Summer weather has brought a different crop of wildflowers to the forests and meadows around the camp.

 One that is often overlooked is Red Clover.  Bees seek it for making sweet honey.  Grazing animals enjoy feeding where Red Clover grows.  It is considered to be a rich source of chemicals that act like estrogens so herbalists recommend it for reducing hot flashes and for breast enhancement.  If you’ve ever seen a dairy cow that eats clover you may guess why.

 Red Clover is also a source of many valuable nutrients including calcium, chromium, magnesium, niacin, phosphorus, potassium, thiamine, and vitamin C.

 While investigating another new purple flower in our neighborhood, I saw a familiar face.  Hamish came out of the shadows to pose with the Daisy Fleabane.  Its name comes from the belief that the dried plants repel fleas.

 There are about 200 different species of this flower. They grow in most temperate climates.  Some are cultivated for ornamental and rock gardens but they do just fine in the wild.

 I like the way leaves and petals glow when they are backlit by the sun.  These flowers were all looking to catch the first rays of morning light and they will follow the sun on its trip across the sky.  Of course they are wild members of the Sunflower family.

 This white flower with feathery leaves and a bitter smell is one of the varieties of Yarrow.
In early times Yarrow was used to slow the flow of blood from wounds.

Other common names are nosebleed plant, old man's pepper, devil's nettle, sanguinary, and soldier's woundwort.

 This gigantic white flower grows abundantly along the creek that borders the camp.  Early in the spring its leaves look a bit like rhubarb.  Then the huge flowers grow up around five feet tall.  One of its names is Cow Parsnip but it is also called Heracleum from “Hercules” because of its huge size.  It’s related to the carrot believe it or not.

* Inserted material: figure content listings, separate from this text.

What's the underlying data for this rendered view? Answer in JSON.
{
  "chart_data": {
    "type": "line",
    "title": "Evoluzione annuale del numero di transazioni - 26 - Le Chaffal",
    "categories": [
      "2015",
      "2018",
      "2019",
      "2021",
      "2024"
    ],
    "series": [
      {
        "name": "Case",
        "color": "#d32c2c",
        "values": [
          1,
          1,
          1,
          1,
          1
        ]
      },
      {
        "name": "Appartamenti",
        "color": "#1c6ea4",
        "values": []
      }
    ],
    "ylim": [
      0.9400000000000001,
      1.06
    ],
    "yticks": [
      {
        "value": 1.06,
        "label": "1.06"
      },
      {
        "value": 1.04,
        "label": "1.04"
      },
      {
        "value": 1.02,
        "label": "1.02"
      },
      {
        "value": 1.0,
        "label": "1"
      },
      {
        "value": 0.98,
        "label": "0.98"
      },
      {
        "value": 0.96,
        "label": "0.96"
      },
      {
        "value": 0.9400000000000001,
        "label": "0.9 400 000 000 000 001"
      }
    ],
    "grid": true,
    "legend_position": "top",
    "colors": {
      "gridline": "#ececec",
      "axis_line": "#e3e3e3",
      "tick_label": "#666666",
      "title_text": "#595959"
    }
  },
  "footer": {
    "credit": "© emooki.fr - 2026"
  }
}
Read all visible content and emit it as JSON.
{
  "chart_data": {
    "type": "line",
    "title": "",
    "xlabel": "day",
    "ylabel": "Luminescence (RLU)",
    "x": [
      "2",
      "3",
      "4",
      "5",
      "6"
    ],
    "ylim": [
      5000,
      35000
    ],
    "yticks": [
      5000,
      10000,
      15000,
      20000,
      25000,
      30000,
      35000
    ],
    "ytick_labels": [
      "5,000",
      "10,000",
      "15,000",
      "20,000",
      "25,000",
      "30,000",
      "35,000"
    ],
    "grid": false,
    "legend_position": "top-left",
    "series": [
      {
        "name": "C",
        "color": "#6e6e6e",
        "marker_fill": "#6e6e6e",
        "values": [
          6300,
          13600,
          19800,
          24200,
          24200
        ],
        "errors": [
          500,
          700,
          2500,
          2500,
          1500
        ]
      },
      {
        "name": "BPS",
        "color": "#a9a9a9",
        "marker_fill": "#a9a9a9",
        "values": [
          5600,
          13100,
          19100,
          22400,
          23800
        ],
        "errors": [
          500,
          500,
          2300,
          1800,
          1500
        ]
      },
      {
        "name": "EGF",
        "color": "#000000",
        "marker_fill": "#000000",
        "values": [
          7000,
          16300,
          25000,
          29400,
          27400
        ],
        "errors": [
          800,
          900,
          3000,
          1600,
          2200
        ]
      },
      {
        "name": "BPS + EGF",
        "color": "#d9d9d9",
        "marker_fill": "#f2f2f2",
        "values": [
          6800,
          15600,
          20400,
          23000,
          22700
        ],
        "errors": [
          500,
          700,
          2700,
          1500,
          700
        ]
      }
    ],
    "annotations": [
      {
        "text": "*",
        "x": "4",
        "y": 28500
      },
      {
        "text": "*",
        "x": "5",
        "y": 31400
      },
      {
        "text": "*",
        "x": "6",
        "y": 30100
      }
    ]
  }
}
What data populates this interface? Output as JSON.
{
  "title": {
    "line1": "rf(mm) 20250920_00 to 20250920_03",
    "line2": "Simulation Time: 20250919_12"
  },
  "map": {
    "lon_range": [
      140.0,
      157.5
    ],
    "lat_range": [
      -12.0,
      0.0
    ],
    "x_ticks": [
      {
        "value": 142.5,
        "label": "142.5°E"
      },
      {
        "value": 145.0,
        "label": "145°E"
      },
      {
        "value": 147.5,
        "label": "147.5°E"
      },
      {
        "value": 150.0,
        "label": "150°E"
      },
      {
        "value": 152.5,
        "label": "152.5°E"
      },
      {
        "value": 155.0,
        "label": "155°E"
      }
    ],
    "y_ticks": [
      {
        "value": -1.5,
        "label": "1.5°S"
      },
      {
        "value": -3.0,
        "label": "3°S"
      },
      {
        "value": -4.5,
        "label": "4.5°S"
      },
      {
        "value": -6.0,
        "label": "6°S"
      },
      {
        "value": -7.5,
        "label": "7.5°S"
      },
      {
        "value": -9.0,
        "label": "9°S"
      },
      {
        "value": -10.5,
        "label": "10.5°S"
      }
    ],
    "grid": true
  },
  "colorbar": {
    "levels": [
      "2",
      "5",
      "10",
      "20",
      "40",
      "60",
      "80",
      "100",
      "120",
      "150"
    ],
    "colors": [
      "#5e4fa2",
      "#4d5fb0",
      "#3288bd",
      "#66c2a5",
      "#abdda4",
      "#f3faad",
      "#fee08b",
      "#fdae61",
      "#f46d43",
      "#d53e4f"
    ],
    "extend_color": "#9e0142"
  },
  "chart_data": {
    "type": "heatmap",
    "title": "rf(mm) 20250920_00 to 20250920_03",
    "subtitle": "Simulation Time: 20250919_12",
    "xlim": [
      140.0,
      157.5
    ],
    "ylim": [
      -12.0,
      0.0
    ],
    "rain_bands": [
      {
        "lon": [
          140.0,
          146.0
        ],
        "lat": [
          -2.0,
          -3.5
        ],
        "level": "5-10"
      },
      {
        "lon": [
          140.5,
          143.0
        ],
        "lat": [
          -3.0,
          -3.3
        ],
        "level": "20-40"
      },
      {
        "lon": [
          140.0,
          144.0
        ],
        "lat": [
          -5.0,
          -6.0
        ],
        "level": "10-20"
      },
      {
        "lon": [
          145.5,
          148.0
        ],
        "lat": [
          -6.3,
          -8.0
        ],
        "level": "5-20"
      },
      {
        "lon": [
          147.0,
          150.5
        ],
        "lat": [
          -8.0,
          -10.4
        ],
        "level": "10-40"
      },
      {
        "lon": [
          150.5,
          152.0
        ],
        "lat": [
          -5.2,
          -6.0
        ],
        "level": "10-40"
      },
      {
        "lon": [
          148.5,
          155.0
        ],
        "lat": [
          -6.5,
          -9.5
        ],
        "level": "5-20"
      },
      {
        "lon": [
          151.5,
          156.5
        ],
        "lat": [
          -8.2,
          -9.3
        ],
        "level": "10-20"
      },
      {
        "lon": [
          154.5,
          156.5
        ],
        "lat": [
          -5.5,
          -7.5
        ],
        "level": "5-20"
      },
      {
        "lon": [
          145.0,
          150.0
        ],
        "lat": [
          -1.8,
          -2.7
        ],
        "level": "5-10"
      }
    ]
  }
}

 I took extra care to pose Hamish with this one since the sap from Cow Parsnip contains a photosensitive chemical that can cause a skin rash and blisters especially when skin is exposed to sun.  It’s a good thing Hamish has long sleeves and prefers darkness.

 Even more dangerous is this smaller white plant which also grows in boggy places.  This is most likely the poisonous Water Hemlock.   

According to Wikipedia, Cicutoxin is the toxin that is produced by the Water Hemlock, making it the most poisonous plant in North America.[4] Cicutoxin is a yellowish liquid that is prevalent in the roots. It is an unsaturated alcohol that has a major impact on the central nervous system of animals.  Very small amounts of green materials of W. water hemlock, about .1% of a person’s body weight can even lead to death.[5] In addition to being extremely dangerous to humans, this plant has an enormous impact on animals.   

Hamish said gnomes are immune to such toxins but was glad to point it out so we could watch for it and work to remove it from areas near camp.